Uma das leituras nessas férias foi Facial Justice, que já comentei aqui. Outra foi o pequeno livro da estratégia de como derrotar o PT, também já comentado aqui. Mas o melhor, do ponto de vista do prazer literário, foi mesmo Amsterdam, de Ian McEwan. O romance do escritor inglês mescla humor com temas ligados à amizade, à moral e à natureza humana.
Tudo começa no enterro de Molly, quando dois amigos e ex-amantes da falecida se encontram e travam uma conversa. O que se segue é uma espécie de disputa masculina ligada à sexualidade e à virilidade, testando ao limite a velha amizade. Mas esse não é o meu foco aqui. Gostaria apenas de destacar duas passagens do livro, aparentemente desconexas, mas que atacam, pela voz do narrador, o estrago causado pelo welfare state britânico:
Quão prósperos, quão influentes, como tinham todos florescido sob um governo que desprezavam havia quase dezessete anos! Falando da minha geração. Tanta energia, tanta sorte. Amamentados pelo Estado no imediato pós-guerra e depois sustentados pela prosperidade inocente e incerta de seus pais, até chegar à maturidade numa era de pleno emprego, novas universidades, belos livros de bolso, a idade de ouro do rock & roll, ideais passíveis de serem concretizados. Quando a escada desabou sob seus pés, quando o Estado parou de lhes dar de mamar e se tornou esta mãe rabugenta, eles já estavam s salvo, consolidados, prontos a se transformarem em formadores de opinião, de gostos ou de fortunas. (pag. 19)
[…]
Ao cruzar a ponte, se recordou de como Amsterdam era uma cidade calma e civilizada. Fez um longo desvio para oeste a fim de caminhar pela Brouwergracht. Sua mala era bem leve. Que reconfortante, ter um canal correndo pelo meio da rua! Que lugar tolerante, liberal e maduro: os belos armazéns de tijolos e vigas de madeira esculpida convertidos em apartamentos de bom gosto, as modestas pontes de Van Gogh, a discreta mobília urbana, os holandeses inteligentes e de aparência amigável montados nas bicicletas com seus prudentes filhos sentados atrás. Até os lojistas pareciam professores e os varredores de rua, músicos de jazz. Nunca existiu uma cidade organizada mais racionalmente. (pag. 162)

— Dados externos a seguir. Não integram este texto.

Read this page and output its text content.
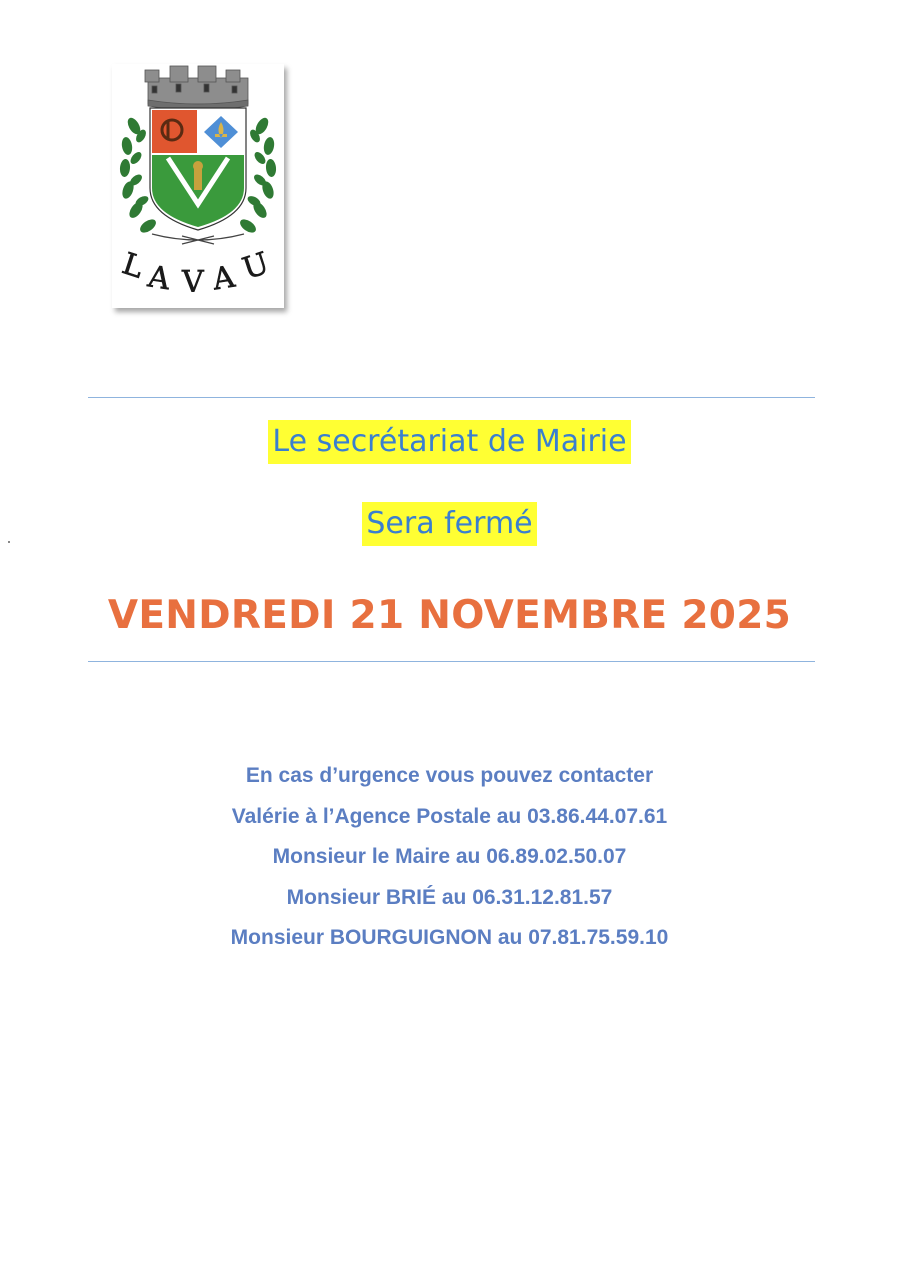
L
A V A U
Le secrétariat de Mairie
Sera fermé
VENDREDI 21 NOVEMBRE 2025
En cas d’urgence vous pouvez contacter
Valérie à l’Agence Postale au 03.86.44.07.61
Monsieur le Maire au 06.89.02.50.07
Monsieur BRIÉ au 06.31.12.81.57
Monsieur BOURGUIGNON au 07.81.75.59.10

Exageros à parte, até porque já estive em Amsterdam e, apesar de ser realmente um charme, tem lá seus graves problemas, e levando em conta a ironia, proposital ou não, de que tanta racionalidade foi palco do desfecho bastante irracional da trama (não vou estragar a surpresa de quem não leu ainda), o fato é que fica no ar uma crítica velada ao modelo inglês e à geração mimada do pós-guerra, que teve de tudo e não aprendeu a valorizar nada, gozando das benesses “gratuitas” do Estado “papai”.
Artistas e jornalistas “formadores de opinião” paridos diretamente da afluência possível pelo trabalho duro de seus antecessores, mas que desprezam justamente aquilo que torna suas vidas fáceis viáveis. São como crianças mimadas que aprenderam a bater o pé no chão e demandar, como direitos inalienáveis, o pronto atendimento de seus desejos. Parece ou não com a nossa classe artística, acostumada a mamar nas tetas estatais e depois cuspir no capitalismo e na burguesia que os sustenta?